Review Summary: The Bland and Forgettable Marmozets
In 2014, The Weird and Wonderful Marmozets
showcased a promising band still trying to get a grasp on their identity, and as a result, it played out like two different bands warring with each other. The first Marmozets were a fierce, inventive post-hardcore band that featured idiosyncratic rhythmic shifts and the captivating vocals of Becca Macintyre, whose dynamic wails and ferocious screams could give Julie Christmas a run for her money. The second Marmozets were a by-the-numbers pop rock band that wrote standard verse-chorus-verse anthems with amateurish lyrics like, “We can do whatever we want/‘Cause we’re born young and free.” Throughout the course of the album, the two styles would clash, one or the other version would gain an upper hand, but Marmozets never settled on who they were. So while Weird and Wonderful
demonstrated potential, it remained thoroughly in limbo. Four years later, one of those versions of Marmozets has ultimately emerged victorious, and it’s not the version anyone was rooting for.
Knowing What You Know Now
discards nearly every bit of the post-hardcore spirit that made Weird and Wonderful
compelling and unique, and doubles down on the pedestrian elements that held it back. The band’s ferocity, including Macintyre’s screaming, is gone. Every song is in a single, standard meter. There are occasional, tiny remnants of the band’s original spark in the guitar work and vocal performance on “Habits” and “Meant to Be,” but they’re still miles away from the arresting heights of “Particle” and “Vibetech.”

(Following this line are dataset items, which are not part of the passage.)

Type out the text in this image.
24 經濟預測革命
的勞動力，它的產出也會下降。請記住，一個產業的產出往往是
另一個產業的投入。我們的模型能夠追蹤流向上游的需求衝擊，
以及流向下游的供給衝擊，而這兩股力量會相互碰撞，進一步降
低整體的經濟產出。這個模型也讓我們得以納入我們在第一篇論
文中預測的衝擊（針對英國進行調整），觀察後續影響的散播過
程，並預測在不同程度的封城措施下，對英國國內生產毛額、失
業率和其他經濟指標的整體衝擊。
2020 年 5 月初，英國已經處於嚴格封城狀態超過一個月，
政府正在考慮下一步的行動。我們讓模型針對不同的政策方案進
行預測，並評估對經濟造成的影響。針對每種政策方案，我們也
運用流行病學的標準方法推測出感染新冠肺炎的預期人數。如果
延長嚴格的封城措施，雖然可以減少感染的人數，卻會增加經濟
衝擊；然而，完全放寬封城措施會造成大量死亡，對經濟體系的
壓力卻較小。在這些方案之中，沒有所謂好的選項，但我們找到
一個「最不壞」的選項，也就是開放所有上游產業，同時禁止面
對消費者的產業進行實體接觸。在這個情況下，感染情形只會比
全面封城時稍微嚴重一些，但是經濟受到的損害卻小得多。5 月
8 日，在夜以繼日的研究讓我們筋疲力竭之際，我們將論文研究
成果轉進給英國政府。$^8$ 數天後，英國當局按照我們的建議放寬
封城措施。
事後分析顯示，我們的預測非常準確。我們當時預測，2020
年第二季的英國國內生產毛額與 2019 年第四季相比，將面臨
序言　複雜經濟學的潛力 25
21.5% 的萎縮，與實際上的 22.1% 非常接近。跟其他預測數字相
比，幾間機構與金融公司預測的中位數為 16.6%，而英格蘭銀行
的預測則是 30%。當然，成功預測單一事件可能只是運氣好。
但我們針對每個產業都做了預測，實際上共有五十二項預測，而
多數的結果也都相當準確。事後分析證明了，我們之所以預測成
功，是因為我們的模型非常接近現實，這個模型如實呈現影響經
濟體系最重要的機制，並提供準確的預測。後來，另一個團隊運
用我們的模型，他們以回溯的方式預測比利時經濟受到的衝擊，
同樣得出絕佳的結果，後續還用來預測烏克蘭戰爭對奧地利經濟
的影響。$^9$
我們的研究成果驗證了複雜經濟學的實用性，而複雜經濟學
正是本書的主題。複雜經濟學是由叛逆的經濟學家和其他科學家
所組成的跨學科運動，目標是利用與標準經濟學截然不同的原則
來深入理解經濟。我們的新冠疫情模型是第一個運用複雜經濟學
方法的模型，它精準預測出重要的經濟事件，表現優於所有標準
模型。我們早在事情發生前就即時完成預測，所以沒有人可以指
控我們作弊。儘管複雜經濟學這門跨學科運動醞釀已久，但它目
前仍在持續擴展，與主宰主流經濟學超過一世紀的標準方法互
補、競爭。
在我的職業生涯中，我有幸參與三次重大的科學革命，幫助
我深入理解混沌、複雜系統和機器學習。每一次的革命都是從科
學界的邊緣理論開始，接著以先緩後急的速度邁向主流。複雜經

Instead, Knowing What You Know Now
is firmly the domain of that second version of Marmozets that played simple, unremarkable rock anthems, and without the mathy hardcore to break up the monotony, the flaws of that style become all too apparent. Becca Macintyre’s lyrics have somehow worsened; when they’re not overflowing with trite platitudes like “grass is greener” and “us against the world,” they’re clumsy and incoherent, as the chorus for “Major System Error” neatly demonstrates.
I can see a major system error in you
You think one plus seven-seven-seven makes two
If your story ever, ever, ever, came true
Can you keep it together?
Why is the addressee adding those numbers together, aside from the fact that they fit the measure? What’s going on with the verb tense? What story? These are the kinds of questions that arise when Macintyre strays from the comfort of the banal.
The music feels just as insipidly confused. The arena rock rhythms that drummer Josh Macintyre pounds out might rile up a crowd with low standards and a few beers in their systems, but on record, they feel hollow and lifeless. The guitar lines and vocal melodies are predictable, sloppily constructed, and stiffly performed. And by the time “Run With the Rhythm” comes to a close, the listener is left with the overwhelming sense that damn near every idea that Marmozets brought to Knowing What You Know Now
has already been done to death, and that not a single one manages to say anything of value. Knowing What You Know Now
is a dull, passionless slog of a listening experience, and a massive disappointment coming from a band that once inspired intrigue and excitement. In 2014, Marmozets were still figuring out their identity. Since then, they've apparently decided they didn't want one.